Final Activity Report Summary - COMPFRAC (Challenges in computational fracture mechanics: crack branching and fragmentation, and fracture in active materials)

Computer simulation of material behaviour allows us to confront theories with experiments, as well as predict the material behaviour in situations where experiments are difficult or just impossible. This includes how materials break into pieces under high-speed impact, how nano-structures sustain loads and develop intricate deformation patterns, or how the reliability of smart active materials is hindered by complex microstructure formation in the vicinity of cracks. The work performed in this International Reintegration Grant addresses each of these issues.

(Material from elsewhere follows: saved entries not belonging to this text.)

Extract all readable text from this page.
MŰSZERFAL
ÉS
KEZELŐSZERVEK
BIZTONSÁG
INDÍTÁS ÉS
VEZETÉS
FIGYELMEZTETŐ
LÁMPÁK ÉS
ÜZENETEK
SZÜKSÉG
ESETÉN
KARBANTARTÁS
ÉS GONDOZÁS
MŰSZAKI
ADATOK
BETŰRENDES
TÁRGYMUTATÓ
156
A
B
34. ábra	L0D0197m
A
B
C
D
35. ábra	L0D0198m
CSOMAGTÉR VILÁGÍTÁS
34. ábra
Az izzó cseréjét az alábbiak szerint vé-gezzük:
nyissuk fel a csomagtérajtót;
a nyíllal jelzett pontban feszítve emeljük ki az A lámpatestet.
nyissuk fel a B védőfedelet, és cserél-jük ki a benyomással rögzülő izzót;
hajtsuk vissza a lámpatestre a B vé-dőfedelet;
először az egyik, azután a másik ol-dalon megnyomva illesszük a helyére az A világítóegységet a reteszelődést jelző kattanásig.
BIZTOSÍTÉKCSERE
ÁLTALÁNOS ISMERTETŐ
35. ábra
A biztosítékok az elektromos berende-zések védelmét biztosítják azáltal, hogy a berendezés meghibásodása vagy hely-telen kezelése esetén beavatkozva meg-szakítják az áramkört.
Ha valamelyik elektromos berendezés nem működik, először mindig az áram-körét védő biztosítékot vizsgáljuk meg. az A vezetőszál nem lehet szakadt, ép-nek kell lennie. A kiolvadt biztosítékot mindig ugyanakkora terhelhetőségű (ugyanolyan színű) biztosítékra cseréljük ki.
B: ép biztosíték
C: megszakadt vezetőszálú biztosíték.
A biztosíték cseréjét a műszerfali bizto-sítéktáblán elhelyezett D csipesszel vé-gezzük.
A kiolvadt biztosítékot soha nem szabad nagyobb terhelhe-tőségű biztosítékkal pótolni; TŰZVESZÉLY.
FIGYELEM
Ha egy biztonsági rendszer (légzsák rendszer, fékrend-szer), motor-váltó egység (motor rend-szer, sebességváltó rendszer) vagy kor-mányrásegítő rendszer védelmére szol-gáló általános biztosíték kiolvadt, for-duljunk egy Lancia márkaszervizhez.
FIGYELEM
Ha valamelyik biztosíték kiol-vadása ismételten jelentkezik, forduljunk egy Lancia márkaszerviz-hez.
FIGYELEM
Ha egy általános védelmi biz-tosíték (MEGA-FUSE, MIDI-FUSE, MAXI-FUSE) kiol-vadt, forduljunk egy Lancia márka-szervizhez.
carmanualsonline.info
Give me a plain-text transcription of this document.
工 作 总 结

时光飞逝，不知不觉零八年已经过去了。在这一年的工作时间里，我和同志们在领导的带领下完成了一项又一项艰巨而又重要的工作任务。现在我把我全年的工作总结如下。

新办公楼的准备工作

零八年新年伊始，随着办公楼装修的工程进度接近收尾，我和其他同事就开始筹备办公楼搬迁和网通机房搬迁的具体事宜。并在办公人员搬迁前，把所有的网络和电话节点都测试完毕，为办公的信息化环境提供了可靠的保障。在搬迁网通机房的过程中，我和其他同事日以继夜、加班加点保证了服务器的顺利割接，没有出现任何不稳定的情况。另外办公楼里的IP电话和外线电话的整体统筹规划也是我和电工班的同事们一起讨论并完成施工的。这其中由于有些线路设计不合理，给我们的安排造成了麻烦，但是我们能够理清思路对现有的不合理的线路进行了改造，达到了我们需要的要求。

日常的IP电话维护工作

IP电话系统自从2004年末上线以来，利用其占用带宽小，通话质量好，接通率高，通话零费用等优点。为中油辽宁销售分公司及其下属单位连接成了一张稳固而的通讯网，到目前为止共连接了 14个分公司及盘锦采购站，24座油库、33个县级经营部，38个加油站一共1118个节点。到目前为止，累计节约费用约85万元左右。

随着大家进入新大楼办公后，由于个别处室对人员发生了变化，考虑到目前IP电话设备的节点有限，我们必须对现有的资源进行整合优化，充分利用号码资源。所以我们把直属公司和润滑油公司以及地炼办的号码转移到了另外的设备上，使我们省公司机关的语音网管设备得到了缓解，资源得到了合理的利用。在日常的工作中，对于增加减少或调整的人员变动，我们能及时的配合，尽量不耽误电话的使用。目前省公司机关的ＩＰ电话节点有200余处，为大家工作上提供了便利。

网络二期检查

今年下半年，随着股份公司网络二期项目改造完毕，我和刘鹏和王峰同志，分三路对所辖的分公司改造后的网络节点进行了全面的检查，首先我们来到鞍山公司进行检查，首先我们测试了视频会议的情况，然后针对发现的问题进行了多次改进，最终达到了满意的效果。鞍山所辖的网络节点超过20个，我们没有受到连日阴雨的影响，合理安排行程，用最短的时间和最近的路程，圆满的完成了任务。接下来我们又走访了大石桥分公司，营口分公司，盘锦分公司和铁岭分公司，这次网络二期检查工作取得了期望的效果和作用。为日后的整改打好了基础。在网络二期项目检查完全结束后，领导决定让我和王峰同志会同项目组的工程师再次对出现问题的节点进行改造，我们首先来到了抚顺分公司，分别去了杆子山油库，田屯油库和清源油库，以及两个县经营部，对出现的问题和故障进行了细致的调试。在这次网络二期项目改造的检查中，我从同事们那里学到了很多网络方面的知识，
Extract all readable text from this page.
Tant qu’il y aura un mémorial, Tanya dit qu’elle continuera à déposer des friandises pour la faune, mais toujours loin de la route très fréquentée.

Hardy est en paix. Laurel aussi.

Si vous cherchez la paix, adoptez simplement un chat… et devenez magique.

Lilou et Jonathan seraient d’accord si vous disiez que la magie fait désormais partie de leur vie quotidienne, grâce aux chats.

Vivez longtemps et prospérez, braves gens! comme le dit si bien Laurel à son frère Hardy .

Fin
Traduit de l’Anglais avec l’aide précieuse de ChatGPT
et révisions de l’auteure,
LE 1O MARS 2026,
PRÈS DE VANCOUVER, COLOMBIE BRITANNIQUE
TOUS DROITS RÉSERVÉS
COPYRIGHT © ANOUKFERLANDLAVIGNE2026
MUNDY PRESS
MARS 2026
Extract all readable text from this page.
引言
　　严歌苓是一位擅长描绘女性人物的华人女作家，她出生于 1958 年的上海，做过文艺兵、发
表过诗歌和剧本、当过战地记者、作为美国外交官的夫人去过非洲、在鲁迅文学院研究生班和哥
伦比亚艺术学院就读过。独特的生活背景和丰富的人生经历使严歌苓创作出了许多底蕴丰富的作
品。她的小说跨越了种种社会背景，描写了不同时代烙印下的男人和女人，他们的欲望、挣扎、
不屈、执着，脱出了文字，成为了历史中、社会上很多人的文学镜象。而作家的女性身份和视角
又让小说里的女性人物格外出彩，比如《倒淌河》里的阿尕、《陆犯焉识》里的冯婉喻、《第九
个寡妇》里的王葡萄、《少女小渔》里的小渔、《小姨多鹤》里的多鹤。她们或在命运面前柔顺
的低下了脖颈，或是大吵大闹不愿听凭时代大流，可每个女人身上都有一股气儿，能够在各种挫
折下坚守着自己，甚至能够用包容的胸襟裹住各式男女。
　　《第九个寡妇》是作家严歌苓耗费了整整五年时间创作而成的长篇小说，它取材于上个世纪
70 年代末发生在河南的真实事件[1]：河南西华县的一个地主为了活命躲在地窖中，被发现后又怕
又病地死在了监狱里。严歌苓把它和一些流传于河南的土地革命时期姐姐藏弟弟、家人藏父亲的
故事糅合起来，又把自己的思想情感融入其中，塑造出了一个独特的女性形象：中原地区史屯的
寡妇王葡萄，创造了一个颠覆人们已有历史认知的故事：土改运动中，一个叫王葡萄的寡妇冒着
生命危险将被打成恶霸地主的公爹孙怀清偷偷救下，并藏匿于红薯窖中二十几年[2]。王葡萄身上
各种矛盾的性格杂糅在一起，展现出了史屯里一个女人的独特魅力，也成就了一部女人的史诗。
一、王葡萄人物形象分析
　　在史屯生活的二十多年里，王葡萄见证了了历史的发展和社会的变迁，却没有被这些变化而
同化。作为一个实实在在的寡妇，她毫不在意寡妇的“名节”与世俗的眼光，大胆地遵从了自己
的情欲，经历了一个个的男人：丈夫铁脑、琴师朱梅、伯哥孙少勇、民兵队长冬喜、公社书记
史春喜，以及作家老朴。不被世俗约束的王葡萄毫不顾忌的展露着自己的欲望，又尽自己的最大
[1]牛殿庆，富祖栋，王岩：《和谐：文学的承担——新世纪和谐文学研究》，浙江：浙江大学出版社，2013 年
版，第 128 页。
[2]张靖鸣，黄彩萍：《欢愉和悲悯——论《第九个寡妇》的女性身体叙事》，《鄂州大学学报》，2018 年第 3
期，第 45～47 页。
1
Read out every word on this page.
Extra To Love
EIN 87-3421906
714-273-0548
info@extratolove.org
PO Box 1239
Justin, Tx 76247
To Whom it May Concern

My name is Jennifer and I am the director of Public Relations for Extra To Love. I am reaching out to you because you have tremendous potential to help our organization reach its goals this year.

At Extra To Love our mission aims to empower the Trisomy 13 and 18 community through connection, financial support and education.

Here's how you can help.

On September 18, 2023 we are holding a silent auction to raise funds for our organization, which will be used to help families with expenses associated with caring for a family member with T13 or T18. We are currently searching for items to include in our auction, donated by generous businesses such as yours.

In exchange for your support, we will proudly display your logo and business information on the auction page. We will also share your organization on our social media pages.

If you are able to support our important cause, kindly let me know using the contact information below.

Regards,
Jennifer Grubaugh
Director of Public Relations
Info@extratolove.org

We have carefully examined the predictive ability of models and algorithms to simulate dynamic fracture phenomena by tightly comparing ad hoc experiments with the simulations. We have unveiled through simulation the complex buckling patterns that multi-walled carbon nanotubes develop when deformed. These patterns had only partially been observed experimentally, but the mechanical consequences (a softening of their response) predicted by our theory are consistent with previous observations.

We have simulated for the first time the full complexity of the microstructure formation as a crack propagates through a ferroelectric ceramic. These research lines have resulted in high-impact publications and have successfully attracted funding at national and European level. Furthermore, one of the key objectives of the IRG scheme has been accomplished as the researcher has successfully integrated in the local academic and research system.